Page last updated: Monday, May 12, 2008
Researchers link red wine to ‘good cholesterol
Researchers from INSERM in France have found differences in red wine drinkers’ "good cholesterol," which could account for the drink’s beneficial effects against cardiovascular disease.The study appears in the August 2002 issue of Alcoholism: Clinical and Experimental Research. Researchers analyzed the high-density lipoprotein composition of teetotalers, regular drinkers and heavy drinkers (most of whom generally drank red wine). They found that HDL cholesterol increased as alcohol consumption increased, and that HDL particles from wine consumers were richer in certain components that can play a protective role in cardiovascular disease.

The well-documented relationship between moderate consumption of alcohol-particularly red wine-and reduced risk for heart attack may be partly explained by alcohol’s relationship to increased levels of HDL. The new research provides an in-depth look at that connection.The study provides a detailed characterization of HDL composition in regular drinkers for the first time according to Bertrand Perret of the French medical research institute Inserm.

Forty-six men between ages 35 and 65 participated in the study. Their dietary patterns, including alcohol intake, were examined with a dietitian over three days. They were categorized into three groups: teetotalers, regular drinkers (who drank less than 35 grams of alcohol each day), and heavy drinkers (who drank 35 to 60 grams of alcohol each day).

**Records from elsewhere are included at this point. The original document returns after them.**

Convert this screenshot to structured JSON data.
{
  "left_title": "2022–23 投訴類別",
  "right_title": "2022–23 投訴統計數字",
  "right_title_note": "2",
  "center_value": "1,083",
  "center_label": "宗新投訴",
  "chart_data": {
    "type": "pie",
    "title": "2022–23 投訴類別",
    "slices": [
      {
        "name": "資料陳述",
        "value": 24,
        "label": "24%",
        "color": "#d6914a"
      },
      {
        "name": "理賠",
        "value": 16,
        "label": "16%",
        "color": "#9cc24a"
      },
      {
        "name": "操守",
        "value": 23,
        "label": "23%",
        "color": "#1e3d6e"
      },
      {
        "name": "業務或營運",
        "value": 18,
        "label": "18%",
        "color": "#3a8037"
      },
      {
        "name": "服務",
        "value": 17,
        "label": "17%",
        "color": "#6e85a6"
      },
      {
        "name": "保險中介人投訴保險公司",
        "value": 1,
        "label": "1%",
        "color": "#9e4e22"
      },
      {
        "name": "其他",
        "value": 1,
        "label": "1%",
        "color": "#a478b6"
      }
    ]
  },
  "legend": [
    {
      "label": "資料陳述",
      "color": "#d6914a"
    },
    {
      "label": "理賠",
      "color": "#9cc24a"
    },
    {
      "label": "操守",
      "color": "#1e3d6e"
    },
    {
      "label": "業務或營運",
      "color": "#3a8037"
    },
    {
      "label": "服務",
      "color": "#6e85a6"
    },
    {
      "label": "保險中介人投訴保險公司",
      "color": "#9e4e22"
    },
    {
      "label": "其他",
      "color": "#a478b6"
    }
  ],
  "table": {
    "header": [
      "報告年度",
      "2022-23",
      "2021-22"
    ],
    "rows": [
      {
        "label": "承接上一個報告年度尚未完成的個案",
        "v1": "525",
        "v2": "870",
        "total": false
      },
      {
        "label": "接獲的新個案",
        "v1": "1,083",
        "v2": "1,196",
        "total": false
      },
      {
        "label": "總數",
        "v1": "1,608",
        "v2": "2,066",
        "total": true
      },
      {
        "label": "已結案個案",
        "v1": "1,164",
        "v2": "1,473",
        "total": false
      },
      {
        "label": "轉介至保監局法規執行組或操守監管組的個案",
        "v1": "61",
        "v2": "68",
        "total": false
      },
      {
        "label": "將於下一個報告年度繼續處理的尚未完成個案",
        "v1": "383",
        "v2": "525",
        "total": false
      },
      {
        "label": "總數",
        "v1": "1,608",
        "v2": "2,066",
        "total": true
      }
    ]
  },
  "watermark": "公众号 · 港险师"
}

After participants fasted overnight, their blood samples were analyzed for HDL and other components related to cardiovascular disease. Researchers analyzed the nutrition data and collected information on smoking and medical history, including current blood pressure and physical activity, to mitigate the possibility that other factors caused the HDL differences in the three groups.

The study shows that the increase in HDL levels observed in regular drinkers is associated with an enrichment of HDL particles in polyunsaturated phospholipids, and particularly in those containing omega-3 fatty acids, an effect that might be, in itself, beneficial against cardiovascular diseases. INSERM calls for further research to test the possible mechanisms underlying the differences in HDL fatty acid composition observed in this study.